There, American military and civilian employees operating the security-sensitive radio relay facility were only able to destroy some electrical circuits and computers before Ethiopian troops occupied the premises.

But after two days of head-on confrontation, the Ethiopian government not only relented but gave the embassy until this Saturday to complete the evacuation. Access to all five places was assured. The U.S. military was able to freely remove radio equipment from Kagnew station adn any materials it wished from the other four affected organizations. Ethiopian security forces were instructed to provide departing Americans all necessary protection.

"It was be-nice-to-Americans day," said one U.S. embassy official Wednesday referring to the preceding day.

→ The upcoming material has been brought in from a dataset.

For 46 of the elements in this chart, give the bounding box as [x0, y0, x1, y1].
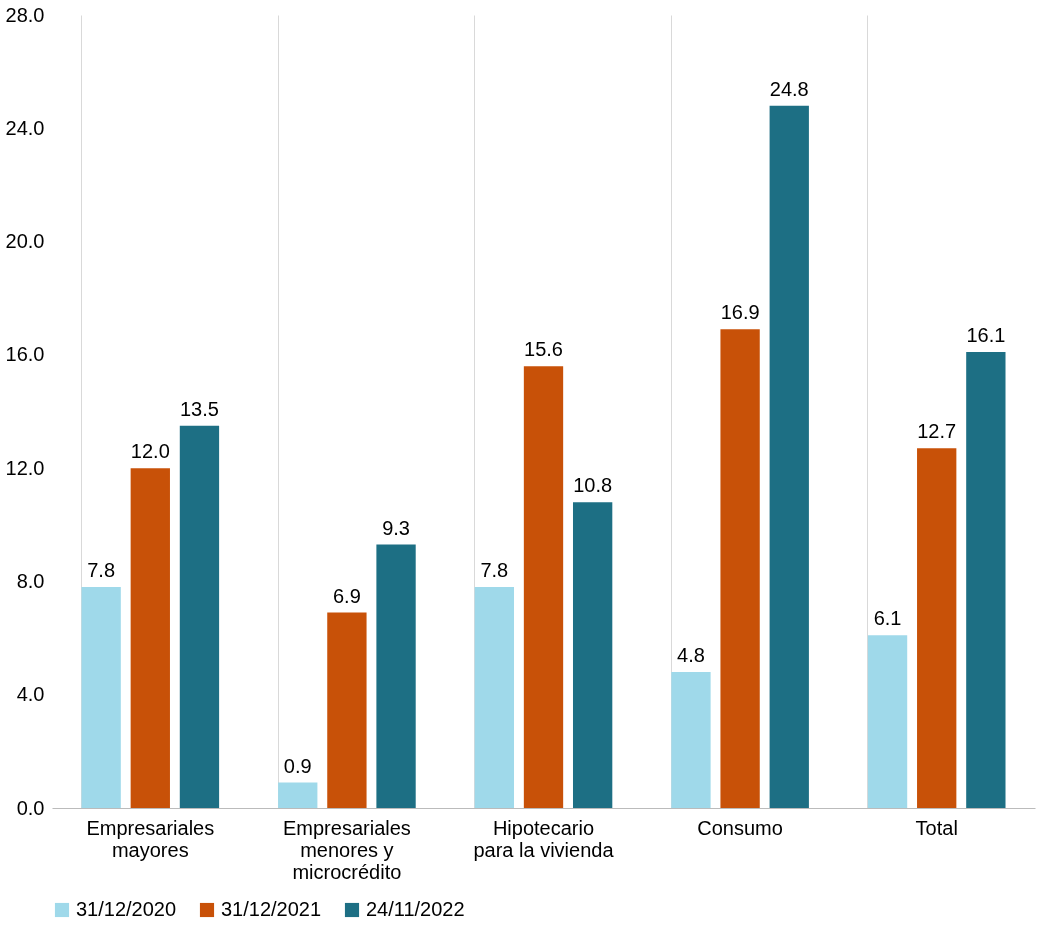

The Ethiopian government was also allowing U.S. Air Force planes to come in and land either in Asmara or Addis Ababa in whatever numbers requested - altogether nearly 20. On Wednesday four military C-141 transport planes were loaded at Addis Ababa's airport with containers of household goods belonging to departing American families and with the unused supplies of the military advisory team.

Beginning next week, the U.S. and Ethiopian governments are to open negotiations to determine the new American role, if any, in Ethiopian government has chosen to make the break with Washington does not seem calculated to facilitate these talks.

Perhaps it was the belated realization of this among Ethiopian officials that led to the change in attitude toward the American evacuation beginning Tuesday. Or perhaps it was a last-minute Ethiopian expression of politeness and at least a small sign of gratitude toward the American armed forces over the past three years of revolution in Ethiopia.